Betrachtet man den Handel, so sieht das Bild nicht besser aus. Die EU hat entgegen ihrer politischen Zielsetzung heute die am wenigsten transparenten Aktienmärkte der führenden Industrienationen und dabei zugleich die höchste Fragmentierung. So wird nur noch knapp die Hälfte des Aktienhandels auf unserem Kontinent über transparente Marktplätze abgewickelt – im Vergleich zu zwei Dritteln oder mehr in den USA, Japan oder China. Gleichzeitig gibt es aber mehr als doppelt so viele Handelsplattformen in einem verglichen mit den USA nur halb so großen Kapitalmarkt.
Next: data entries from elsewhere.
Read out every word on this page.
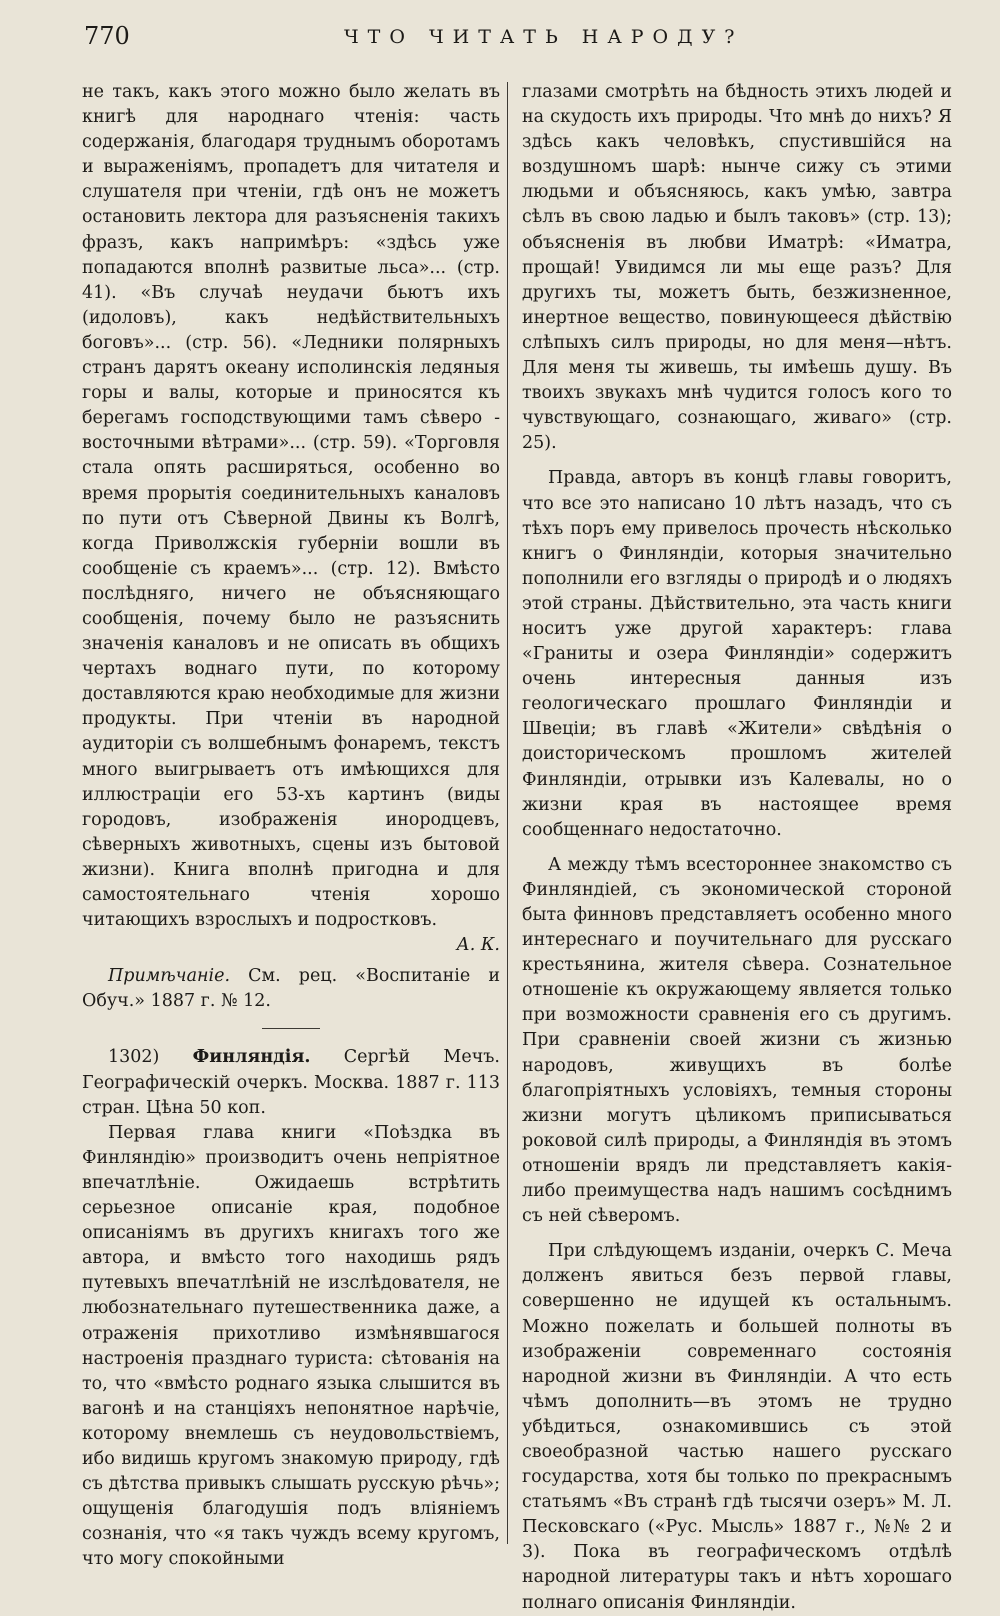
770	ЧТО ЧИТАТЬ НАРОДУ?

не такъ, какъ этого можно было желать въ книгѣ для народнаго чтенія: часть содержанія, благодаря труднымъ оборотамъ и выраженіямъ, пропадетъ для читателя и слушателя при чтеніи, гдѣ онъ не можетъ остановить лектора для разъясненія такихъ фразъ, какъ напримѣръ: «здѣсь уже попадаются вполнѣ развитые льса»... (стр. 41). «Въ случаѣ неудачи бьютъ ихъ (идоловъ), какъ недѣйствительныхъ боговъ»... (стр. 56). «Ледники полярныхъ странъ дарятъ океану исполинскія ледяныя горы и валы, которые и приносятся къ берегамъ господствующими тамъ сѣверо - восточными вѣтрами»... (стр. 59). «Торговля стала опять расширяться, особенно во время прорытія соединительныхъ каналовъ по пути отъ Сѣверной Двины къ Волгѣ, когда Приволжскія губерніи вошли въ сообщеніе съ краемъ»... (стр. 12). Вмѣсто послѣдняго, ничего не объясняющаго сообщенія, почему было не разъяснить значенія каналовъ и не описать въ общихъ чертахъ воднаго пути, по которому доставляются краю необходимые для жизни продукты. При чтеніи въ народной аудиторіи съ волшебнымъ фонаремъ, текстъ много выигрываетъ отъ имѣющихся для иллюстраціи его 53-хъ картинъ (виды городовъ, изображенія инородцевъ, сѣверныхъ животныхъ, сцены изъ бытовой жизни). Книга вполнѣ пригодна и для самостоятельнаго чтенія хорошо читающихъ взрослыхъ и подростковъ.

А. К.

Примѣчаніе. См. рец. «Воспитаніе и Обуч.» 1887 г. № 12.

1302) Финляндія. Сергѣй Мечъ. Географическій очеркъ. Москва. 1887 г. 113 стран. Цѣна 50 коп.

Первая глава книги «Поѣздка въ Финляндію» производитъ очень непріятное впечатлѣніе. Ожидаешь встрѣтить серьезное описаніе края, подобное описаніямъ въ другихъ книгахъ того же автора, и вмѣсто того находишь рядъ путевыхъ впечатлѣній не изслѣдователя, не любознательнаго путешественника даже, а отраженія прихотливо измѣнявшагося настроенія празднаго туриста: сѣтованія на то, что «вмѣсто роднаго языка слышится въ вагонѣ и на станціяхъ непонятное нарѣчіе, которому внемлешь съ неудовольствіемъ, ибо видишь кругомъ знакомую природу, гдѣ съ дѣтства привыкъ слышать русскую рѣчь»; ощущенія благодушія подъ вліяніемъ сознанія, что «я такъ чуждъ всему кругомъ, что могу спокойными

глазами смотрѣть на бѣдность этихъ людей и на скудость ихъ природы. Что мнѣ до нихъ? Я здѣсь какъ человѣкъ, спустившійся на воздушномъ шарѣ: нынче сижу съ этими людьми и объясняюсь, какъ умѣю, завтра сѣлъ въ свою ладью и былъ таковъ» (стр. 13); объясненія въ любви Иматрѣ: «Иматра, прощай! Увидимся ли мы еще разъ? Для другихъ ты, можетъ быть, безжизненное, инертное вещество, повинующееся дѣйствію слѣпыхъ силъ природы, но для меня—нѣтъ. Для меня ты живешь, ты имѣешь душу. Въ твоихъ звукахъ мнѣ чудится голосъ кого то чувствующаго, сознающаго, живаго» (стр. 25).

Правда, авторъ въ концѣ главы говоритъ, что все это написано 10 лѣтъ назадъ, что съ тѣхъ поръ ему привелось прочесть нѣсколько книгъ о Финляндіи, которыя значительно пополнили его взгляды о природѣ и о людяхъ этой страны. Дѣйствительно, эта часть книги носитъ уже другой характеръ: глава «Граниты и озера Финляндіи» содержитъ очень интересныя данныя изъ геологическаго прошлаго Финляндіи и Швеціи; въ главѣ «Жители» свѣдѣнія о доисторическомъ прошломъ жителей Финляндіи, отрывки изъ Калевалы, но о жизни края въ настоящее время сообщеннаго недостаточно.

А между тѣмъ всестороннее знакомство съ Финляндіей, съ экономической стороной быта финновъ представляетъ особенно много интереснаго и поучительнаго для русскаго крестьянина, жителя сѣвера. Сознательное отношеніе къ окружающему является только при возможности сравненія его съ другимъ. При сравненіи своей жизни съ жизнью народовъ, живущихъ въ болѣе благопріятныхъ условіяхъ, темныя стороны жизни могутъ цѣликомъ приписываться роковой силѣ природы, а Финляндія въ этомъ отношеніи врядъ ли представляетъ какія-либо преимущества надъ нашимъ сосѣднимъ съ ней сѣверомъ.

При слѣдующемъ изданіи, очеркъ С. Меча долженъ явиться безъ первой главы, совершенно не идущей къ остальнымъ. Можно пожелать и большей полноты въ изображеніи современнаго состоянія народной жизни въ Финляндіи. А что есть чѣмъ дополнить—въ этомъ не трудно убѣдиться, ознакомившись съ этой своеобразной частью нашего русскаго государства, хотя бы только по прекраснымъ статьямъ «Въ странѣ гдѣ тысячи озеръ» М. Л. Песковскаго («Рус. Мысль» 1887 г., №№ 2 и 3). Пока въ географическомъ отдѣлѣ народной литературы такъ и нѣтъ хорошаго полнаго описанія Финляндіи.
Die gesellschaftliche Bedeutung der Kapitalmärkte wird inzwischen erkannt. Die Aktienmärkte finanzieren die Realwirtschaft, erlauben die Teilhabe am Wohlstandsaufbau für die Altersvorsorge und spielen eine Schlüsselrolle bei der Bewältigung der disruptiven Transformationen unserer Zeit, wie dem Klimawandel und der Digitalisierung. Mit der Kapitalmarktunion verfolgt die EU also die richtige politische Zielsetzung. Aber: Die Marktstruktur bestimmt die Mifid II/Mifir – das „Grundgesetz“ unserer Kapitalmärkte. Ihre Überprüfung steht jetzt an. Diese bietet die Gelegenheit, die Regulierung wieder in einen Einklang mit den politischen Zielsetzungen zu bringen und die Kapitalmärkte dem gesellschaftlichen Wohl zu verpflichten.
Transparenz fördern
Die G20-Staaten forderten bereits 2009 nach der Finanzkrise, dass die Transparenz, Stabilität und Integrität der Finanzmärkte durch neutrale Marktinfrastrukturen gestärkt werden muss. Mifid II/Mifir wollte dies erreichen. Doch nach mehr als drei Jahren muss die EU nun eine ehrliche Bilanz ziehen und nachjustieren. Denn leider hat das hochkomplexe und umfangreiche Gesetzespaket zu großen Schlupflöchern geführt, wie jetzt Datenerhebungen der ESMA bestätigen.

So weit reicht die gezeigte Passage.